Sempre que um novo mercado de biocombustíveis é lançado, somos informados de que ele funcionará com resíduos. Um exemplo recente é a afirmação da BP de que os aviões serão abastecidos por “matérias-primas sustentáveis, como óleo de cozinha usado e resíduos domésticos”. Invariavelmente, assim que o mercado se desenvolve, são cultivadas culturas específicas para abastecê-lo. Todos os resíduos que podem ser realisticamente extraídos já estão a ser utilizados, mas são responsáveis por apenas 17% do biodiesel da UE e quase nenhum bioetanol. Mesmo estes números, de acordo com um denunciante da indústria que me contactou, são exagerados: como o óleo de palma residual, graças à procura de biodiesel “verde”, pode ser mais valioso do que o óleo novo, novos fornecimentos são alegadamente despejados no fluxo de resíduos.
Longe de dar atenção às preocupações, no entanto, no ano passado o governo do Reino Unido, “respondendo ao feedback da indústria”, aumentou sua meta para a quantidade de biocombustível utilizado no transporte de superfície. Pior ainda, justifica a expansão contínua dos aeroportos com a alegação de que os aviões em breve poderão usar combustíveis “sustentáveis”. Na prática, isto significa biocombustível, uma vez que nenhuma outra fonte “sustentável” poderá alimentar as viagens aéreas em massa a médio prazo. Mas não há meios de voar mais do que um pequeno número de aviões com este combustível que não envolva simultaneamente fome global e catástrofe ecológica.
Agora a empresa de energia Ecotricity relançou um plano transformar 6.4 milhões de hectares do Reino Unido – mais de um quarto da nossa área terrestre – em matéria-prima para centrais de biogás. O fundador da Ecotricity, Dale Vince, fez a surpreendente afirmação de que “é um plano sem desvantagens”. Mas, como os críticos têm tentado indique para ele, este esquema incorreria em enormes custos de oportunidade ecológicos, de carbono e alimentares. Por outras palavras, a terra poderia ser usada para o cultivo de alimentos; ou, se deixasse de ser utilizado para a produção de alimentos, absorveria mais carbono e abrigaria mais vida selvagem se fosse reflorestado.

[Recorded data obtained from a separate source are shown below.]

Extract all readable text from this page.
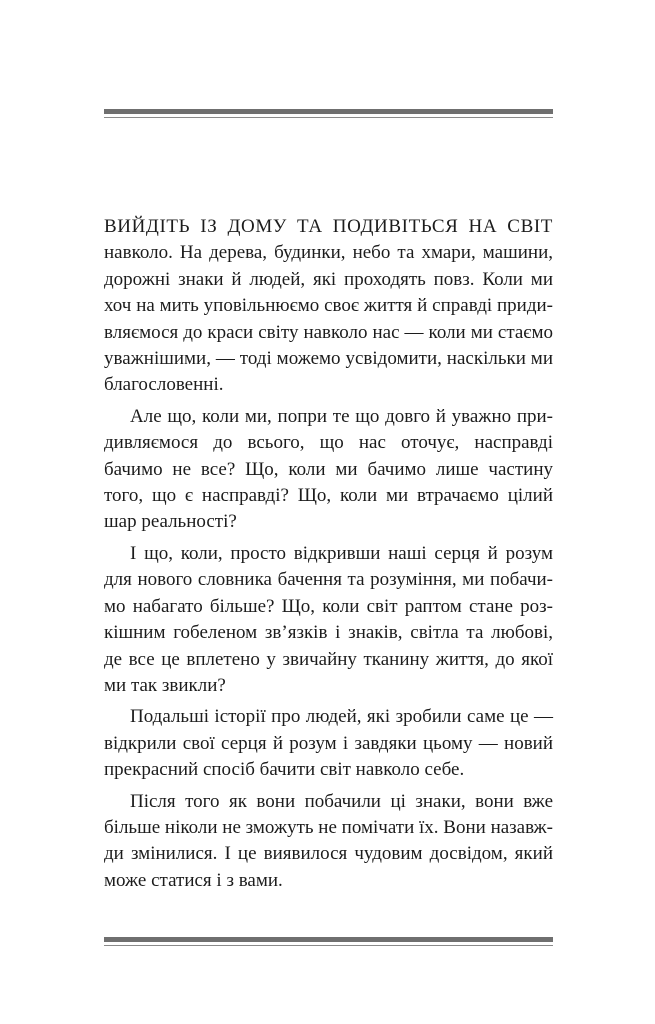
ВИЙДІТЬ ІЗ ДОМУ ТА ПОДИВІТЬСЯ НА СВІТ навколо. На дерева, будинки, небо та хмари, машини, дорожні знаки й людей, які проходять повз. Коли ми хоч на мить уповільнюємо своє життя й справді придивляємося до краси світу навколо нас — коли ми стаємо уважнішими, — тоді можемо усвідомити, наскільки ми благословенні.

Але що, коли ми, попри те що довго й уважно придивляємося до всього, що нас оточує, насправді бачимо не все? Що, коли ми бачимо лише частину того, що є насправді? Що, коли ми втрачаємо цілий шар реальності?

І що, коли, просто відкривши наші серця й розум для нового словника бачення та розуміння, ми побачимо набагато більше? Що, коли світ раптом стане розкішним гобеленом зв’язків і знаків, світла та любові, де все це вплетено у звичайну тканину життя, до якої ми так звикли?

Подальші історії про людей, які зробили саме це — відкрили свої серця й розум і завдяки цьому — новий прекрасний спосіб бачити світ навколо себе.

Після того як вони побачили ці знаки, вони вже більше ніколи не зможуть не помічати їх. Вони назавжди змінилися. І це виявилося чудовим досвідом, який може статися і з вами.
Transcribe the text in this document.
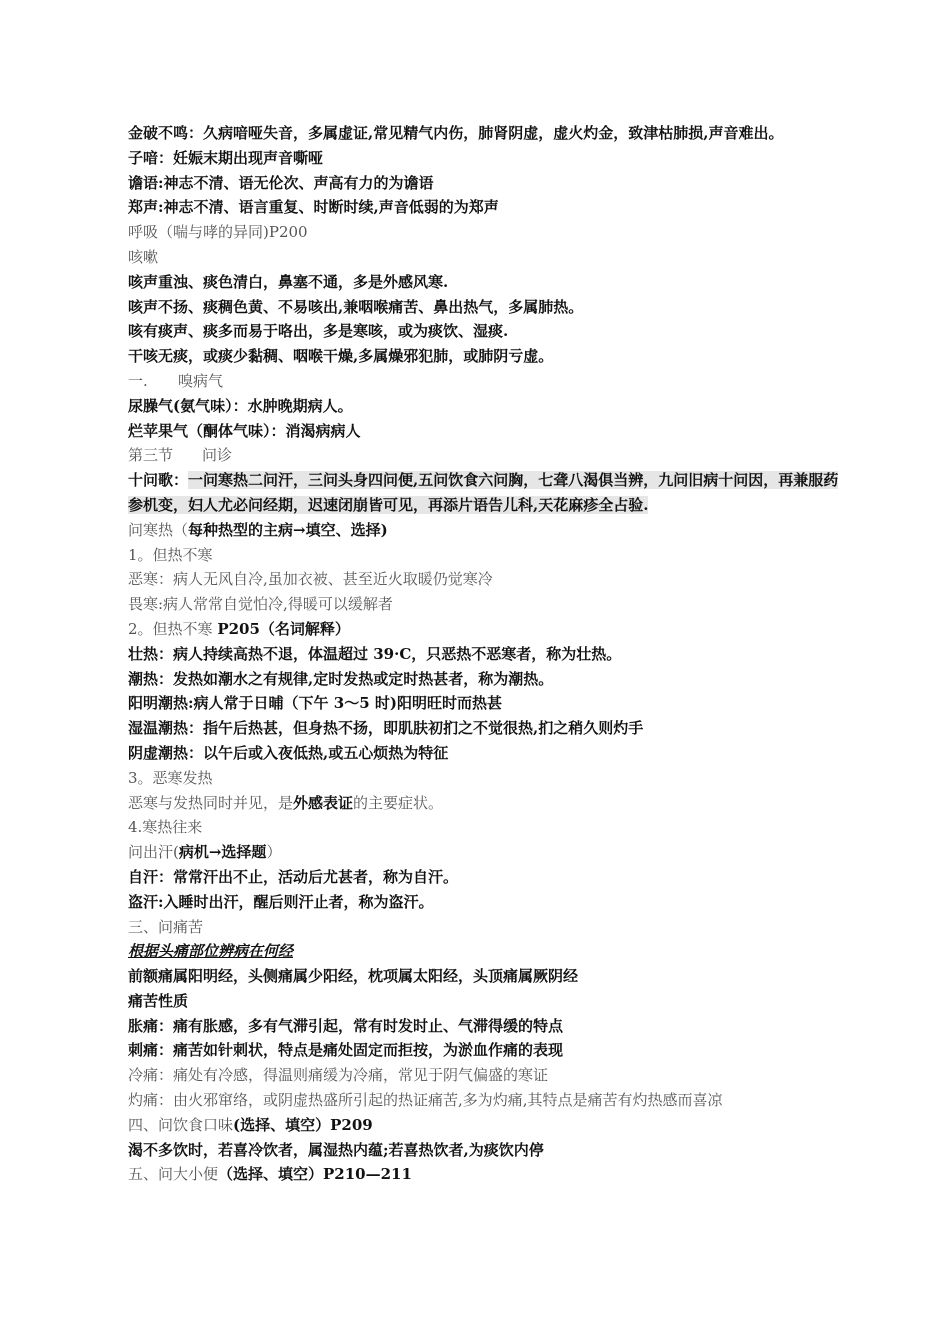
金破不鸣：久病喑哑失音，多属虚证,常见精气内伤，肺肾阴虚，虚火灼金，致津枯肺损,声音难出。
子喑：妊娠末期出现声音嘶哑
谵语:神志不清、语无伦次、声高有力的为谵语
郑声:神志不清、语言重复、时断时续,声音低弱的为郑声
呼吸（喘与哮的异同)P200
咳嗽
咳声重浊、痰色清白，鼻塞不通，多是外感风寒.
咳声不扬、痰稠色黄、不易咳出,兼咽喉痛苦、鼻出热气，多属肺热。
咳有痰声、痰多而易于咯出，多是寒咳，或为痰饮、湿痰.
干咳无痰，或痰少黏稠、咽喉干燥,多属燥邪犯肺，或肺阴亏虚。
一. 嗅病气
尿臊气(氨气味）：水肿晚期病人。
烂苹果气（酮体气味）：消渴病病人
第三节 问诊
十问歌：一问寒热二问汗，三问头身四问便,五问饮食六问胸，七聋八渴俱当辨，九问旧病十问因，再兼服药参机变，妇人尤必问经期，迟速闭崩皆可见，再添片语告儿科,天花麻疹全占验.
问寒热（每种热型的主病→填空、选择)
1。但热不寒
恶寒：病人无风自冷,虽加衣被、甚至近火取暖仍觉寒冷
畏寒:病人常常自觉怕冷,得暖可以缓解者
2。但热不寒 P205（名词解释）
壮热：病人持续高热不退，体温超过 39·C，只恶热不恶寒者，称为壮热。
潮热：发热如潮水之有规律,定时发热或定时热甚者，称为潮热。
阳明潮热:病人常于日晡（下午 3～5 时)阳明旺时而热甚
湿温潮热：指午后热甚，但身热不扬，即肌肤初扪之不觉很热,扪之稍久则灼手
阴虚潮热：以午后或入夜低热,或五心烦热为特征
3。恶寒发热
恶寒与发热同时并见，是外感表证的主要症状。
4.寒热往来
问出汗(病机→选择题）
自汗：常常汗出不止，活动后尤甚者，称为自汗。
盗汗:入睡时出汗，醒后则汗止者，称为盗汗。
三、问痛苦
根据头痛部位辨病在何经
前额痛属阳明经，头侧痛属少阳经，枕项属太阳经，头顶痛属厥阴经
痛苦性质
胀痛：痛有胀感，多有气滞引起，常有时发时止、气滞得缓的特点
刺痛：痛苦如针刺状，特点是痛处固定而拒按，为淤血作痛的表现
冷痛：痛处有冷感，得温则痛缓为冷痛，常见于阴气偏盛的寒证
灼痛：由火邪窜络，或阴虚热盛所引起的热证痛苦,多为灼痛,其特点是痛苦有灼热感而喜凉
四、问饮食口味(选择、填空）P209
渴不多饮时，若喜冷饮者，属湿热内蕴;若喜热饮者,为痰饮内停
五、问大小便（选择、填空）P210—211
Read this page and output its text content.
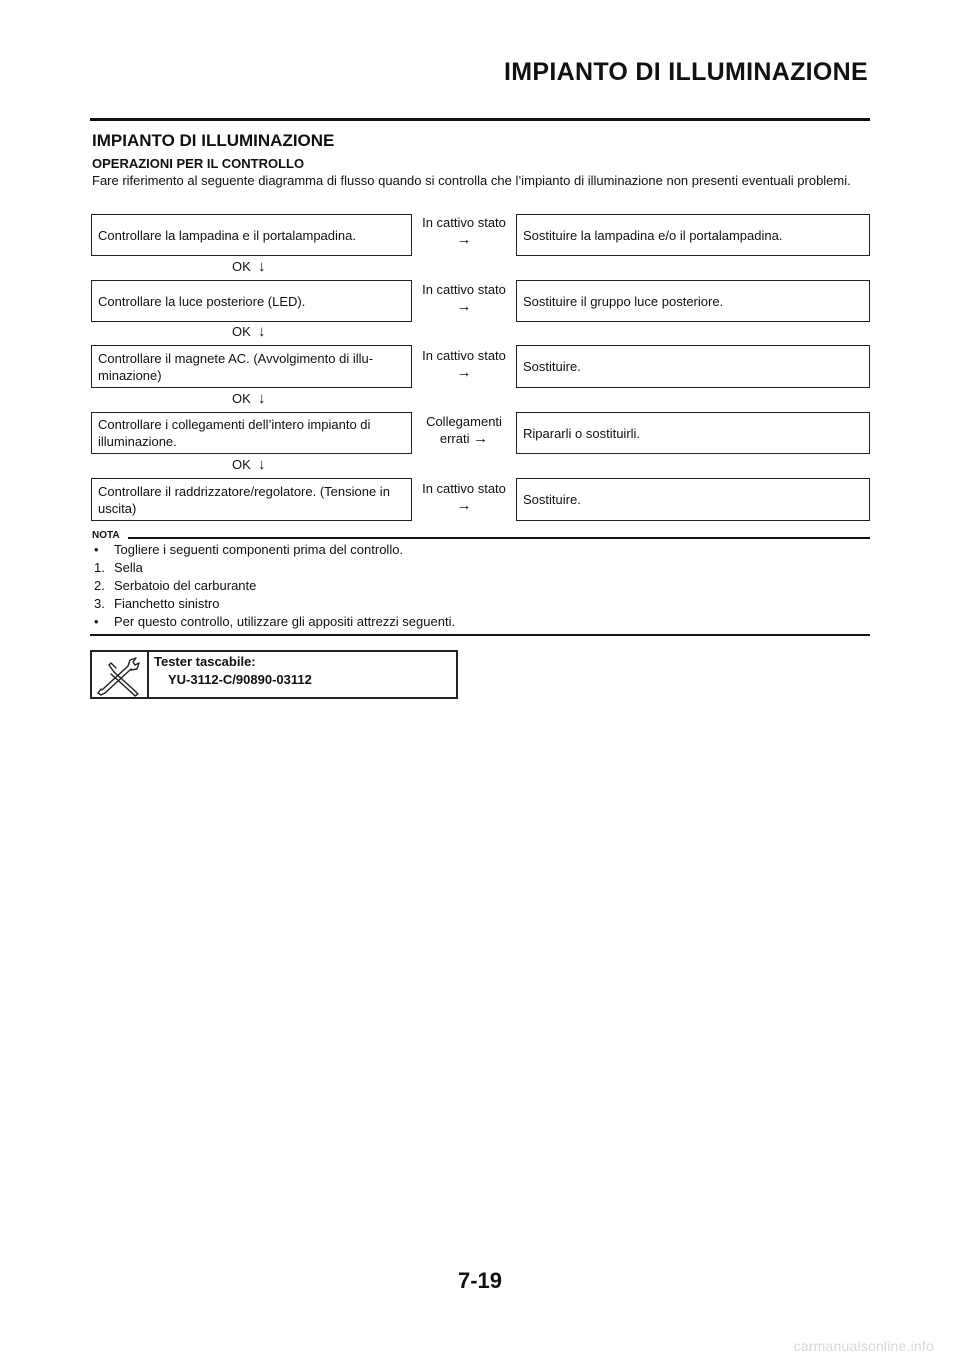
IMPIANTO DI ILLUMINAZIONE
IMPIANTO DI ILLUMINAZIONE
OPERAZIONI PER IL CONTROLLO
Fare riferimento al seguente diagramma di flusso quando si controlla che l’impianto di illuminazione non presenti eventuali problemi.
Controllare la lampadina e il portalampadina.
In cattivo stato
→	Sostituire la lampadina e/o il portalampadina.
OK ↓
Controllare la luce posteriore (LED).
In cattivo stato
→	Sostituire il gruppo luce posteriore.
OK ↓
Controllare il magnete AC. (Avvolgimento di illu-minazione)
In cattivo stato
→	Sostituire.
OK ↓
Controllare i collegamenti dell’intero impianto di illuminazione.
Collegamenti errati →	Ripararli o sostituirli.
OK ↓
Controllare il raddrizzatore/regolatore. (Tensione in uscita)
In cattivo stato
→	Sostituire.
NOTA
• Togliere i seguenti componenti prima del controllo.
1. Sella
2. Serbatoio del carburante
3. Fianchetto sinistro
• Per questo controllo, utilizzare gli appositi attrezzi seguenti.
Tester tascabile:
YU-3112-C/90890-03112
7-19
carmanualsonline.info
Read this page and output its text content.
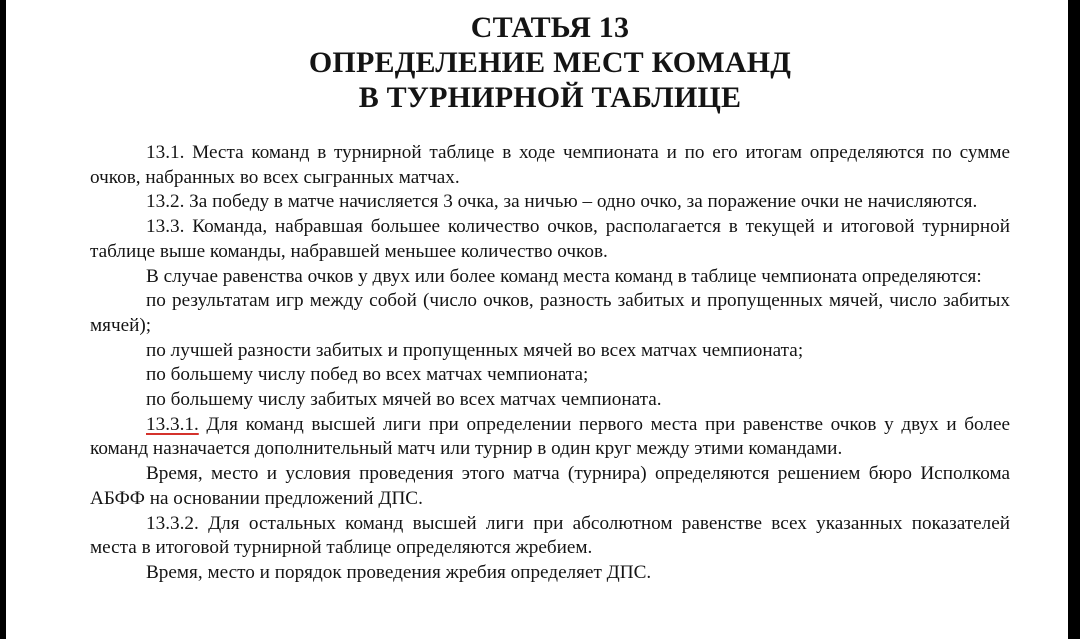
СТАТЬЯ 13
ОПРЕДЕЛЕНИЕ МЕСТ КОМАНД
В ТУРНИРНОЙ ТАБЛИЦЕ

13.1. Места команд в турнирной таблице в ходе чемпионата и по его итогам определяются по сумме очков, набранных во всех сыгранных матчах.

13.2. За победу в матче начисляется 3 очка, за ничью – одно очко, за поражение очки не начисляются.

13.3. Команда, набравшая большее количество очков, располагается в текущей и итоговой турнирной таблице выше команды, набравшей меньшее количество очков.

В случае равенства очков у двух или более команд места команд в таблице чемпионата определяются:

по результатам игр между собой (число очков, разность забитых и пропущенных мячей, число забитых мячей);

по лучшей разности забитых и пропущенных мячей во всех матчах чемпионата;

по большему числу побед во всех матчах чемпионата;

по большему числу забитых мячей во всех матчах чемпионата.

13.3.1. Для команд высшей лиги при определении первого места при равенстве очков у двух и более команд назначается дополнительный матч или турнир в один круг между этими командами.

Время, место и условия проведения этого матча (турнира) определяются решением бюро Исполкома АБФФ на основании предложений ДПС.

13.3.2. Для остальных команд высшей лиги при абсолютном равенстве всех указанных показателей места в итоговой турнирной таблице определяются жребием.

Время, место и порядок проведения жребия определяет ДПС.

A produção de biogás também desencadeou eventos de poluição severa, causado pelo espalhamento dos resíduos de volta ao solo, o que é uma parte crucial do plano da Ecotricidade, ou pela vazamentos e rupturas. É a pior proposta de uso da terra que já vi no Reino Unido.
Quando desafiei Vince sobre essas questões, ele me disse: “Não somos a grande empresa má. Somos ambientalistas que fazem as coisas acontecerem e, muitas vezes, quando começamos algo novo, perturbamos a visão estabelecida das coisas.”
Mas não podemos usar essas soluções para resolver a nossa crise climática. Para deixar os combustíveis fósseis no solo, deveríamos mudar o nosso sistema energético: nossa necessidade de viajar, os nossos modos de transporte, a economia de combustível das nossas casas e os meios pelos quais as aquecemos. Os biocombustíveis modernos, utilizados em grande escala, não são mais sustentáveis do que uma variedade mais antiga: o óleo de baleia. E queimar comida é a definição de decadência.
ZNetwork é financiado exclusivamente pela generosidade de seus leitores.